To discover genetic variants with a direct tie to this severe manifestation, investigators analyzed genetic data from three independent cohorts of patients with Crohn’s disease. These included the Cedars-Sinai Medical Center MIRIAD IBD Research Repository, the International IBD Genetics Consortium (IIBDGC), and the Sinai-Helmsley Alliance for Research Excellence (SHARE) consortium. “This study is the largest genetic study, to date, specifically studying pCD,” the scientists stated. The three study cohorts totaled 4,000 patients with perianal Crohn’s disease and more than 11,000 Crohn’s disease patients without this complication. “CSMC, IIBDGC, and SHARE had a total of 2,315, 10,738, and 2,091 subjects with CD, respectively,” the investigators noted. “Perianal involvement across these cohorts ranged from ~17–31% of the study population.”

For their study, the researchers compared the cohorts to see if they could detect genetic loci, associated with developing this manifestation. They identified 10 novel genetic loci and 14 known inflammatory bowel disease loci that were associated with the development of perianal complications.

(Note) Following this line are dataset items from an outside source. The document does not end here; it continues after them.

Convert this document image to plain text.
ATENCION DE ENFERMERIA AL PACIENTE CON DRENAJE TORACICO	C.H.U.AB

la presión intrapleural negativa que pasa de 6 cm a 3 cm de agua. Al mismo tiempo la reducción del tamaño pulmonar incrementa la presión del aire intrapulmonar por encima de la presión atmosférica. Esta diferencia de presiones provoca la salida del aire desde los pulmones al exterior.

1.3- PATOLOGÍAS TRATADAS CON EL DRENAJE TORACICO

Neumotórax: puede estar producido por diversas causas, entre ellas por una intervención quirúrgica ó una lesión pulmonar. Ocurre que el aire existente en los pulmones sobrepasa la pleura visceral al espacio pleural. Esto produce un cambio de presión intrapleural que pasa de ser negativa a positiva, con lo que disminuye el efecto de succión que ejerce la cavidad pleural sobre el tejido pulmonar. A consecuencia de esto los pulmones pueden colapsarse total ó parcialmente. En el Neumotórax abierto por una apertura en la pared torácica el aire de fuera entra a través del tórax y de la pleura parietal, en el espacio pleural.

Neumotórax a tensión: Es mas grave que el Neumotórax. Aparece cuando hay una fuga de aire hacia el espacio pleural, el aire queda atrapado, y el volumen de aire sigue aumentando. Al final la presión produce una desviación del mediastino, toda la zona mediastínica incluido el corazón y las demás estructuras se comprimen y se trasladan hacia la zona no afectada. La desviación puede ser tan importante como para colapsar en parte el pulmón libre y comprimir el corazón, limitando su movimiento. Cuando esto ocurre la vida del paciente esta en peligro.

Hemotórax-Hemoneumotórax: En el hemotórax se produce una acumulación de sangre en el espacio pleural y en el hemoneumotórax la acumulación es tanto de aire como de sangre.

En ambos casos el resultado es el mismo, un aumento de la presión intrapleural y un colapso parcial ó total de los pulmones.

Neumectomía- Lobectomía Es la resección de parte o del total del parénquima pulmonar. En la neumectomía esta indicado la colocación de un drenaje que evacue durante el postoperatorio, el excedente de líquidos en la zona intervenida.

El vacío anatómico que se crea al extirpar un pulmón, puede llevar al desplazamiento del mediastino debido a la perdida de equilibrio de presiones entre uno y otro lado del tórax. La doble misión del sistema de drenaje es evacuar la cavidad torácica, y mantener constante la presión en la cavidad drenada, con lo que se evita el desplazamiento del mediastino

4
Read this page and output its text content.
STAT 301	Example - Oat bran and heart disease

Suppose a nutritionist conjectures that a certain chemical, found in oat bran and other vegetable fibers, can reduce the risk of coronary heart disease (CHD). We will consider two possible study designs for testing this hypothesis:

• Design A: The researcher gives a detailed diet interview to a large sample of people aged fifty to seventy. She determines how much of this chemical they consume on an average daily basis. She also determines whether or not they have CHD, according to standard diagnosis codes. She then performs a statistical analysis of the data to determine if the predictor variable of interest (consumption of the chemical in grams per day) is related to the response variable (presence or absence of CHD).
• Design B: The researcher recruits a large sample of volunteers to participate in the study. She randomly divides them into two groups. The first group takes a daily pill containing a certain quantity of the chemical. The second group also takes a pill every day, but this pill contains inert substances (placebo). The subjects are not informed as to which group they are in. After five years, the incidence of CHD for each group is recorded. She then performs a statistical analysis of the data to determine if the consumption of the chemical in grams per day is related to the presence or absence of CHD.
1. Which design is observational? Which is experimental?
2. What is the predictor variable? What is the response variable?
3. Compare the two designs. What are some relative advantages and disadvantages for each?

The genetic association analyses highlighted Complement Factor B as “a promising candidate” for functional analyses, and they identified a missense variant (rs4151651) in CFB that was associated with perianal Crohn’s disease. “This variant has previously been strongly associated with CD colonic disease location, complicated CD disease behavior, UC colectomy, and UC age of diagnosis,” they noted. “Previous GWAS have identified associations of CFB with multiple inflammatory diseases in addition to IBD including age-related macular degeneration, anterior uveitis, and systemic lupus erythematosus.” However, they further pointed out, “… the functional consequences of CFB rs4151651 were not previously elucidated.”

The CFB variant, the investigators found through their analyses, leads to a loss of function of the protein, which normally plays a role in fighting infections, and this may be linked to why patients with this genetic change are more likely to have the condition. The rs4151651 leads to glycine to serine amino acid substitution in CFB (G252S CFB), resulting in impaired binding to complement factor 3b and subsequent cleavage of the protein. Tests suggested the mutation is associated with impaired activation of the alternative complement pathway, and reduced macrophage phagocytosis.

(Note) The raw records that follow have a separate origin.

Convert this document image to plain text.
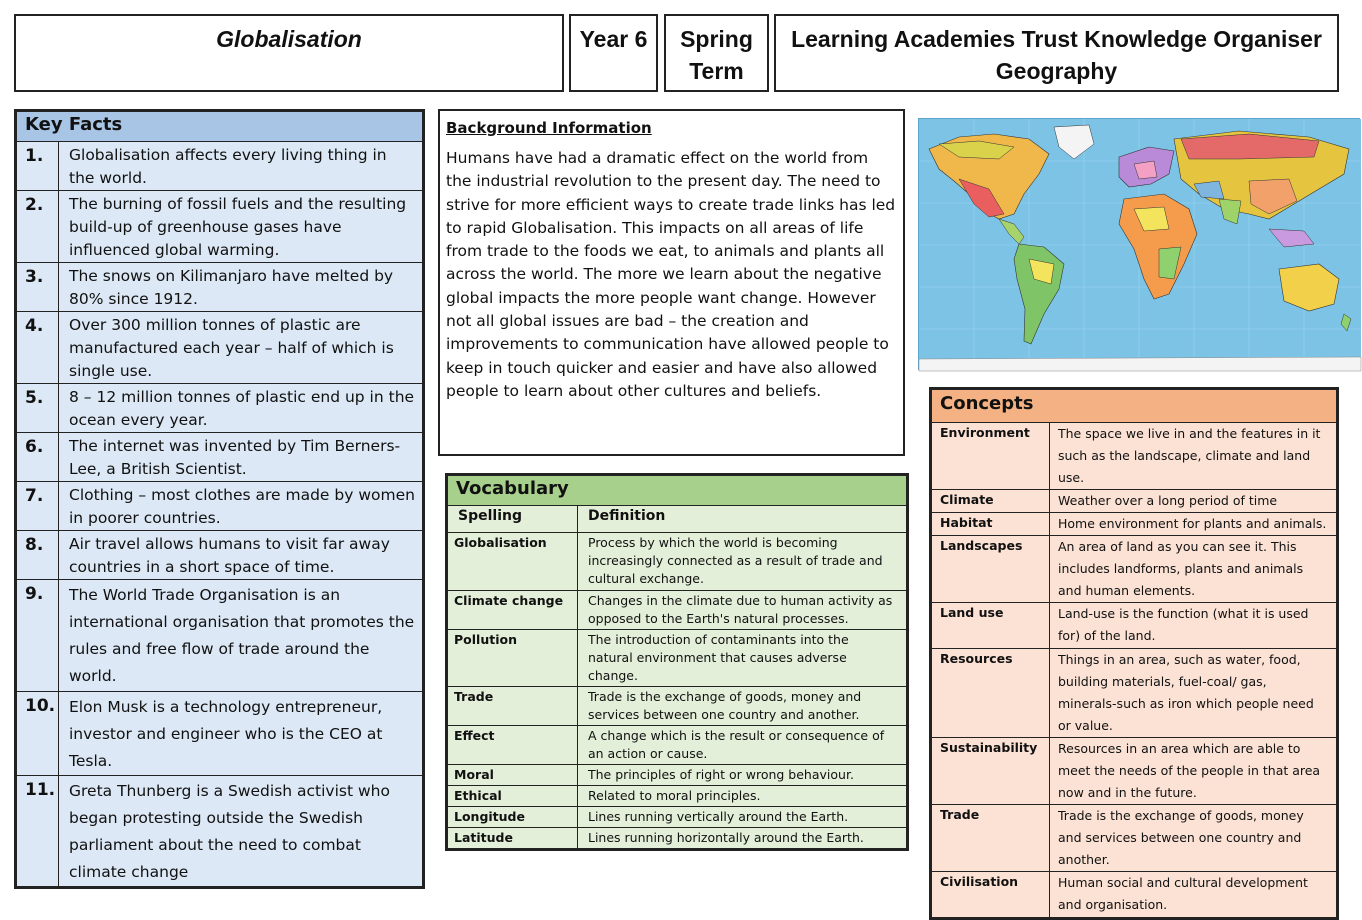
Globalisation	Year 6	Spring
Term
Learning Academies Trust Knowledge Organiser
Geography
Key Facts	
1.	Globalisation affects every living thing in the world.
2.	The burning of fossil fuels and the resulting build-up of greenhouse gases have influenced global warming.
3.	The snows on Kilimanjaro have melted by 80% since 1912.
4.	Over 300 million tonnes of plastic are manufactured each year – half of which is single use.
5.	8 – 12 million tonnes of plastic end up in the ocean every year.
6.	The internet was invented by Tim Berners-Lee, a British Scientist.
7.	Clothing – most clothes are made by women in poorer countries.
8.	Air travel allows humans to visit far away countries in a short space of time.
9.	The World Trade Organisation is an international organisation that promotes the rules and free flow of trade around the world.
10.	Elon Musk is a technology entrepreneur, investor and engineer who is the CEO at Tesla.
11.	Greta Thunberg is a Swedish activist who began protesting outside the Swedish parliament about the need to combat climate change
Background Information
Humans have had a dramatic effect on the world from the industrial revolution to the present day. The need to strive for more efficient ways to create trade links has led to rapid Globalisation. This impacts on all areas of life from trade to the foods we eat, to animals and plants all across the world. The more we learn about the negative global impacts the more people want change. However not all global issues are bad – the creation and improvements to communication have allowed people to keep in touch quicker and easier and have also allowed people to learn about other cultures and beliefs.
Vocabulary	
Spelling	Definition
Globalisation	Process by which the world is becoming increasingly connected as a result of trade and cultural exchange.
Climate change	Changes in the climate due to human activity as opposed to the Earth's natural processes.
Pollution	The introduction of contaminants into the natural environment that causes adverse change.
Trade	Trade is the exchange of goods, money and services between one country and another.
Effect	A change which is the result or consequence of an action or cause.
Moral	The principles of right or wrong behaviour.
Ethical	Related to moral principles.
Longitude	Lines running vertically around the Earth.
Latitude	Lines running horizontally around the Earth.
Concepts	
Environment	The space we live in and the features in it such as the landscape, climate and land use.
Climate	Weather over a long period of time
Habitat	Home environment for plants and animals.
Landscapes	An area of land as you can see it. This includes landforms, plants and animals and human elements.
Land use	Land-use is the function (what it is used for) of the land.
Resources	Things in an area, such as water, food, building materials, fuel-coal/ gas, minerals-such as iron which people need or value.
Sustainability	Resources in an area which are able to meet the needs of the people in that area now and in the future.
Trade	Trade is the exchange of goods, money and services between one country and another.
Civilisation	Human social and cultural development and organisation.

The investigators performed multiple analyses to confirm that there really is a loss of function in CFB, which can have a dramatic impact on the body.  “In the case where you have this mutation that leads to a nonfunctional protein, you don’t get the normal signaling cascade, and the body doesn’t recognize the bacteria as being harmful, and thus those bacteria are not eliminated,” said co-senior author of the study Kathrin Michelsen, PhD, a research assistant professor of medicine and biomedical sciences at Cedars-Sinai. “So, for those patients who have perianal Crohn’s disease, there are connections that form from the rectum to the skin area. And those tunnels are full of bacteria that are not being eliminated.”

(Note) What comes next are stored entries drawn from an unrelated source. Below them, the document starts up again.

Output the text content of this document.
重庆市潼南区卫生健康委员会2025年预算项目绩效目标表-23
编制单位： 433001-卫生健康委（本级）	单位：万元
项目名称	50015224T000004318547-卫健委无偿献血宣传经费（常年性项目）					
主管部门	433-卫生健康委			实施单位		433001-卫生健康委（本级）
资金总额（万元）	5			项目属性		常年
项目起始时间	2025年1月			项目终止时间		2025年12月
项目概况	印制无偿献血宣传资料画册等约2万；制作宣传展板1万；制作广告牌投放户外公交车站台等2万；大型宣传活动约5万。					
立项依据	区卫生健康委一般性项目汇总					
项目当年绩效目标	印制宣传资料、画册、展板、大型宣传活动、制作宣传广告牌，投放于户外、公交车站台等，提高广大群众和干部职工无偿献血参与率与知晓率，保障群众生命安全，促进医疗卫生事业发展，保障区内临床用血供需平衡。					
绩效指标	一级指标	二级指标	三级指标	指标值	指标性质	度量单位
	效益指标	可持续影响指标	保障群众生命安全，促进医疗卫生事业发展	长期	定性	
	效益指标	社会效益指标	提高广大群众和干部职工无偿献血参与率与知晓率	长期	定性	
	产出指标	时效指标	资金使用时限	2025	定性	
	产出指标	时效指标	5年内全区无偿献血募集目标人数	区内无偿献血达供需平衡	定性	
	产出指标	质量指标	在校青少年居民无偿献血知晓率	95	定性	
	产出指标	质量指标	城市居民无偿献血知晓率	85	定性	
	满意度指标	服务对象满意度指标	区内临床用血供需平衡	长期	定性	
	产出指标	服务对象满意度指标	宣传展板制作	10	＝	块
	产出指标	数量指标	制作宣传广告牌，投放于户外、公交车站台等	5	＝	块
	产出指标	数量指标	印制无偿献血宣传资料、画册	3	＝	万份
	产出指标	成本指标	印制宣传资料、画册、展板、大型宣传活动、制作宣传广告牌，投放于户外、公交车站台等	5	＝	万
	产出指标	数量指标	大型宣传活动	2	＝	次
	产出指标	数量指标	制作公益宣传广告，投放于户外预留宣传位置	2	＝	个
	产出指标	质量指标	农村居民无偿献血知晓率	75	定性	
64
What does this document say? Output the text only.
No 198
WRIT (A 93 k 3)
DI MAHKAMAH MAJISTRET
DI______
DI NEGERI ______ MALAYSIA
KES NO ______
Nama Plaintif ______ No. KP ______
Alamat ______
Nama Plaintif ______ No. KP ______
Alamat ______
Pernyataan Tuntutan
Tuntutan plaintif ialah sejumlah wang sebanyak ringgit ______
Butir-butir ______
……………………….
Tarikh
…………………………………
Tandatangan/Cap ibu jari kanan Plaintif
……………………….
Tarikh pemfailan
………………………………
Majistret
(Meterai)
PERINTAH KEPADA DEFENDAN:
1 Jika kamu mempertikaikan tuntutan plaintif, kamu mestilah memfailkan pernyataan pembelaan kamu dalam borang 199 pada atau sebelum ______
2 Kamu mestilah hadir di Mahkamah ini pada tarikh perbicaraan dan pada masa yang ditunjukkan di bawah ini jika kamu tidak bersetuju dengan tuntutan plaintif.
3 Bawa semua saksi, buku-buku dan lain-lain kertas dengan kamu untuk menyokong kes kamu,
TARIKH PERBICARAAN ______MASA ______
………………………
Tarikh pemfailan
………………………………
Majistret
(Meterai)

Michelsen also noted the study demonstrates an important role for the alternative complement pathway and CFB in the development of perianal Crohn’s disease. The findings suggest that targeting the alternative complement pathway may be a novel therapeutic approach for treating this disabling manifestation of Crohn’s disease. “In conclusion, we identified clinical characteristics, serological markers, and novel genetic signals associated with pCD,” they wrote. “pCD-associated rs4151651 in CFB is a loss-of-function mutation that impairs its cleavage, activation of alternative complement pathway, and pathogen phagocytosis thus implicating the alternative complement pathway and CFB in pCD etiology,” they concluded. Our findings define a critical function of the alternative complement pathway and CFB in pCD by regulating microbial phagocytosis.”

McGovern added, “These genetic variants often predispose to more than one condition, and we believe this discovery potentially has ramifications for other diseases as well, not just Crohn’s disease.” Investigators are now working on identifying the function of additional genetic variants associated with perianal Crohn’s disease and other areas of unmet medical needs in inflammatory bowel diseases.